Key-range locking solves the phantom problem and supports serializable transactions. Key-range locks cover individual records and the ranges between records, preventing phantom insertions or deletions into a set of records accessed by a transaction. Key-range locks are taken only on behalf of transactions operating at the serializable isolation level.
Serializability requires that any query executed during a transaction must obtain the same set of rows if it is executed again at some later point within the same transaction. If this query attempts to fetch a row that does not exist, the row must not be inserted by other transactions until the transaction that attempts to access the row completes. If a second transaction were allowed to insert the row, it would appear as a phantom.
If a second transaction attempts to insert a row that resides on a locked data page, page-level locking prevents the phantom row from being added, and serializability is maintained. However, if the row is added to a data page not already locked by the first transaction, then a locking mechanism should be in place to prevent the row from being added.
A key-range lock works by covering the index rows and the ranges between those index rows rather than locking the entire base table rows. Because any attempt to insert, update, or delete any row within the range by a second transaction requires a modification to the index, the second transaction is blocked until the first transaction completes, because key-range locks cover the index entries.
Key-range locks include both a range and a row component, specified in range-row format:
| Range | Row | Mode | Description |
|---|---|---|---|
| Null | S | Nul-S | Null range, shared lock on resource; shared lock on row. |
| IS | S | IS-S | Intent-shared range, shared resource lock; serializable range scan. |
| IIN | Null | IIN-Nul | Intent-insert range, null resource lock; used to test ranges prior to inserting a new key into an index. |
| IS | U | IS-U | Intent-shared range, update resource lock; serializable update scan. |
| IU | X | IU-X | Intent-update range, exclusive resource lock; used when updating a key in a range. |
Note The internal Null lock mode is compatible with all other lock modes.
Key-range locking ensures that these four scenarios are serializable:
The following examples for each of the four scenarios are based upon this table and index.
To ensure a range scan query is serializable, the same query should return the same results each time it is executed within the same transaction. New rows must not be inserted within the range scan query by other transactions; otherwise, these become phantom inserts. For example, given the following query using the table and index above:
SELECT name FROM mytable WHERE name BETWEEN 'A' AND 'C'
Key-range locks are placed on the index entries corresponding to the range of data rows where name falls between the values Adam and Dale, preventing new rows qualifying in the above query from being added or deleted. Although the first name in this range is Adam, the IS-S mode key-range lock on this index entry ensures that no new names beginning with the letter A can be added before Adam, such as Abigail. Similarly, the IS-S key-range lock on the index entry for Dale ensures that no new names beginning with the letter C can be added after Carlos, such as Clive.
Note The number of IS-S locks held is n+1, where n is the number of rows that satisfy the query.
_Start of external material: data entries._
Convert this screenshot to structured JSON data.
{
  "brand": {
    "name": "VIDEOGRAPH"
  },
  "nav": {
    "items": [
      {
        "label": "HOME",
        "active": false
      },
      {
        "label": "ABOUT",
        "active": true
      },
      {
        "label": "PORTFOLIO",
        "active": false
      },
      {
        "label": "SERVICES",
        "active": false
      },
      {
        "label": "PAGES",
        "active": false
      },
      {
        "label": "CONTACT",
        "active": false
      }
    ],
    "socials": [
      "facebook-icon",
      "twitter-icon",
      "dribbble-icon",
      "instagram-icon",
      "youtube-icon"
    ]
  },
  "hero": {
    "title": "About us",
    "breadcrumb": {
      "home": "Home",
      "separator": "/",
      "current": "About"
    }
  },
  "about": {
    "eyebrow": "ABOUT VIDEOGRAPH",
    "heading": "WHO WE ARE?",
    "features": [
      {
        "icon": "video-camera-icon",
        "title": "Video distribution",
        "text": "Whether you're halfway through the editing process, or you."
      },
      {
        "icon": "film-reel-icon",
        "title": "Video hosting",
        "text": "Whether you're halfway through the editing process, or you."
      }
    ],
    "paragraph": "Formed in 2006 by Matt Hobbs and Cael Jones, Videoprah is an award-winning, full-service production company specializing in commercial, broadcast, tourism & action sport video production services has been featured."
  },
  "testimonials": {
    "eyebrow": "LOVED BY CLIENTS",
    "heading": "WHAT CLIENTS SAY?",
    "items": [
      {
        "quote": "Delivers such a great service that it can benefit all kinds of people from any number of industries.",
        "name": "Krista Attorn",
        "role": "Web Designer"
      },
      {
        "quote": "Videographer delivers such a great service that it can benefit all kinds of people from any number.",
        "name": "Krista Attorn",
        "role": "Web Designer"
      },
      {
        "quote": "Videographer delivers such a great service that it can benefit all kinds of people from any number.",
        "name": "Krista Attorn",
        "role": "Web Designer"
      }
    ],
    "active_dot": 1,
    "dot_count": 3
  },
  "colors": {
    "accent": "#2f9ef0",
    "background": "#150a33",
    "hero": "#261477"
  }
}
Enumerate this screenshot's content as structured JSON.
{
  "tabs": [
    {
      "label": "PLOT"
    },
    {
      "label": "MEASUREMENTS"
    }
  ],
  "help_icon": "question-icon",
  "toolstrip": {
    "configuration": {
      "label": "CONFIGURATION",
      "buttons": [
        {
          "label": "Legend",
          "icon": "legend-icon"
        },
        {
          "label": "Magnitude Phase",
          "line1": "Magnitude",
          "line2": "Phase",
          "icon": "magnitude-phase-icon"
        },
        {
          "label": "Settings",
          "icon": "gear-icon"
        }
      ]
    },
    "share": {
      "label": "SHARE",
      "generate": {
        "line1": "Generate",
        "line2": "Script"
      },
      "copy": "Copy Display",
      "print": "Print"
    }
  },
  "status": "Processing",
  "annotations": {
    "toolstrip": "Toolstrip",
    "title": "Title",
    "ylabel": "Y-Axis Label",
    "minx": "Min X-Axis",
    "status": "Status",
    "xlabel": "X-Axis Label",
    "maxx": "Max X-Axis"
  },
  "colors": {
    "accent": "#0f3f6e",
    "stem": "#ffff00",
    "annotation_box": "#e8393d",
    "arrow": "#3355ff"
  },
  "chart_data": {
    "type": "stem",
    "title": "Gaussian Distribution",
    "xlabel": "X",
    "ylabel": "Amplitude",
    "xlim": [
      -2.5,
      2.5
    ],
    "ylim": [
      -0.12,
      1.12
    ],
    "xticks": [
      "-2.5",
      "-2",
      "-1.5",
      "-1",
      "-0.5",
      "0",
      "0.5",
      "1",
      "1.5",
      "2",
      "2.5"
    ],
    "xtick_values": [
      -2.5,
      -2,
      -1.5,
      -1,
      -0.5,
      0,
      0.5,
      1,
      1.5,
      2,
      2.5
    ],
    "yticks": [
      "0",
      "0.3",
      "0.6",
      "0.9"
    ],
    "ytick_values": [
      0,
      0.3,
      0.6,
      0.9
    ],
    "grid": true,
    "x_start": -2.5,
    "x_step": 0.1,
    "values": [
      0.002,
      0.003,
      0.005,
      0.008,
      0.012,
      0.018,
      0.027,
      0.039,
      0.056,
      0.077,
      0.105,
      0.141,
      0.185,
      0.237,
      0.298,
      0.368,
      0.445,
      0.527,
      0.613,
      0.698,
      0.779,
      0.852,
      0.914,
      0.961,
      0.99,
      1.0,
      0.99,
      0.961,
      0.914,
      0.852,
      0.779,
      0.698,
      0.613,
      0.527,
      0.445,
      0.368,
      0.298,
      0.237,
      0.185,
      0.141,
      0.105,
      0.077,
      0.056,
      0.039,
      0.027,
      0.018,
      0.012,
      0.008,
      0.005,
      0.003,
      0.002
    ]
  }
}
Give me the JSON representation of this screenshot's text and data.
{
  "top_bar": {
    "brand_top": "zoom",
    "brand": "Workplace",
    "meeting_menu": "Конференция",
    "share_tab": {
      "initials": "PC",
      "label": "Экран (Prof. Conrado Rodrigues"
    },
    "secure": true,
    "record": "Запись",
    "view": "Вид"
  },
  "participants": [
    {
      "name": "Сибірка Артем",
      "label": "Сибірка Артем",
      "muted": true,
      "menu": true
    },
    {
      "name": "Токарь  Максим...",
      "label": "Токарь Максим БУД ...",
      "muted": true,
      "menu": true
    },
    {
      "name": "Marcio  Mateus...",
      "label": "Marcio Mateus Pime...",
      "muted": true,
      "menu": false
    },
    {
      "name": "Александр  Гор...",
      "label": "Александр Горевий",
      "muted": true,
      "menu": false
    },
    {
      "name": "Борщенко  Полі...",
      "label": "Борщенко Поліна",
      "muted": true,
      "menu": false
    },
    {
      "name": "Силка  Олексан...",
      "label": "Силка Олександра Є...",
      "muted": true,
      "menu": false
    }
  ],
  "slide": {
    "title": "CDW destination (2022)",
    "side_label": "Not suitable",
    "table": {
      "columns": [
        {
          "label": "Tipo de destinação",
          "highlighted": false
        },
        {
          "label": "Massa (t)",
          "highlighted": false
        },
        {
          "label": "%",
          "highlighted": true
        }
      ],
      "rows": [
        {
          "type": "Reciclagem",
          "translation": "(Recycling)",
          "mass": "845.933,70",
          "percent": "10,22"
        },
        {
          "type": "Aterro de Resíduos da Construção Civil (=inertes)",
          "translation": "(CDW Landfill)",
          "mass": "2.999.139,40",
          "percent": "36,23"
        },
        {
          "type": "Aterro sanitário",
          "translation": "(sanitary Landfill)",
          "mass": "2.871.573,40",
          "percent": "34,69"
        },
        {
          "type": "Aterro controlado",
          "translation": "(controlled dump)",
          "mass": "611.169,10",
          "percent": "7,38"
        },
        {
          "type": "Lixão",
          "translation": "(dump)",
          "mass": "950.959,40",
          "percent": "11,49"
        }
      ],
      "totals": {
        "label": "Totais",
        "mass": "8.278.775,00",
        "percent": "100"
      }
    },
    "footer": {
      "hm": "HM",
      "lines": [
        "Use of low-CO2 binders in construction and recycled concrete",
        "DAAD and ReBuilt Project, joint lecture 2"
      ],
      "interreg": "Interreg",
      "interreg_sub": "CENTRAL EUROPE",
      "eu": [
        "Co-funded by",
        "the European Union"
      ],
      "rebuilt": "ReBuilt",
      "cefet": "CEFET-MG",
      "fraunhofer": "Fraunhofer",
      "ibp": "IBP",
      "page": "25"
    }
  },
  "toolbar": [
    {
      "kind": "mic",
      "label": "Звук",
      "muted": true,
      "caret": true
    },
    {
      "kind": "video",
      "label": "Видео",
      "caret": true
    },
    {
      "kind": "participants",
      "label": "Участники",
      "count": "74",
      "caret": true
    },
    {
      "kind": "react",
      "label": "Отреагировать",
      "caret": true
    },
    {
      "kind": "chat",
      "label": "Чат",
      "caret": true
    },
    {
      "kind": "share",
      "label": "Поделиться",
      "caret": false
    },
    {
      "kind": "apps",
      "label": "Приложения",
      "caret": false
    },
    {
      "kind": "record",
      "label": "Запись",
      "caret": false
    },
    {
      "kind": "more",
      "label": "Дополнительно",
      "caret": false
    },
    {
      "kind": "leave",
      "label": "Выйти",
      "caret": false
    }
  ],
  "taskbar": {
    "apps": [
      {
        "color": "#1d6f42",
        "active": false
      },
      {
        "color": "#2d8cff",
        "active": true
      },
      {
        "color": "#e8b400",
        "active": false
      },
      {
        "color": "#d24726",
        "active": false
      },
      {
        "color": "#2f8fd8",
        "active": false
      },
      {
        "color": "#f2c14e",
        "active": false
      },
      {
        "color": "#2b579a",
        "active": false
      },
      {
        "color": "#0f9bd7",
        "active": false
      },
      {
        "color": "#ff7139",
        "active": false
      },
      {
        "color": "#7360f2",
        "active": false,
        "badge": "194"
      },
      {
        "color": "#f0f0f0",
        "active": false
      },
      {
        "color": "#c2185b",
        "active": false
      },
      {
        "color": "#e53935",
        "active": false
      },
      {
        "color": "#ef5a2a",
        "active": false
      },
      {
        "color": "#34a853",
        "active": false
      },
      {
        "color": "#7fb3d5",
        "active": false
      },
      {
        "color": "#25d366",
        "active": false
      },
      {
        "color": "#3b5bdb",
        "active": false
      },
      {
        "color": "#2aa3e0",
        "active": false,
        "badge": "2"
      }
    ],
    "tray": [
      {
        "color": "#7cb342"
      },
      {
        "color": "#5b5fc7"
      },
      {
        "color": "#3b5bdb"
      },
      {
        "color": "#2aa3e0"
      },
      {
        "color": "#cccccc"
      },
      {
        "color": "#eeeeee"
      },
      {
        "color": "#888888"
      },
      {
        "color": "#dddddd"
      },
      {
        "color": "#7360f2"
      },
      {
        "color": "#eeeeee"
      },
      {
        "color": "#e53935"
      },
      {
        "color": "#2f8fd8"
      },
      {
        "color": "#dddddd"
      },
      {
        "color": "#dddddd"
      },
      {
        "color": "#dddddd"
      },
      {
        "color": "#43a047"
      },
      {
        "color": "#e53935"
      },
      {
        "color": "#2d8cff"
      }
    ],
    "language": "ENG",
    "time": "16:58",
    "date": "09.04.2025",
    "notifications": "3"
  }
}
If a query within a transaction tries to select a row that does not exist, then issuing the query at a later point within the same transaction has to return the same result. No other transaction can be allowed to insert that nonexistent row. For example, given this query:
SELECT name FROM mytable WHERE name = 'Bill'
A key-range lock is placed on the index entry corresponding to the name range Ben to Bing, because the name Bill would be inserted between these two adjacent index entries. The IS-S mode key-range lock is placed on the index entry Bing. This prevents any other transaction from inserting values, such as Bill, between the index entries Ben and Bing.
When deleting a value within a transaction, the range the value falls into does not have to be locked for the duration of the transaction performing the delete operation. Locking the deleted key value until the end of the transaction is sufficient to maintain serializability. For example, given this DELETE statement:
DELETE mytable WHERE name = 'Bob'
An exclusive (X) lock is placed on the index entry corresponding to the name Bob. Other transactions can insert or delete values before or after the deleted value Bob. However, any transaction attempting to read, insert, or delete the value Bob will block, until the deleting transaction either commits or rolls back.
When inserting a value within a transaction, the range the value falls into does not have to be locked for the duration of the transaction performing the insert operation. Locking the inserted key value until the end of the transaction is sufficient to maintain serializability. For example, given this INSERT statement:
INSERT mytable VALUES ('Dan')
The IIN-Nul mode key-range lock is placed on the index entry corresponding to the name David to test the range. If the lock is granted, Dan is inserted and an exclusive (X) lock is placed on the value Dan. The IIN-Nul mode key-range lock is necessary only to test the range and is not held for the duration of the transaction performing the insert operation. Other transactions can insert or delete values before or after the inserted value Dan. However, any transaction attempting to read, insert, or delete the value Dan will block, until the inserting transaction either commits or rolls back.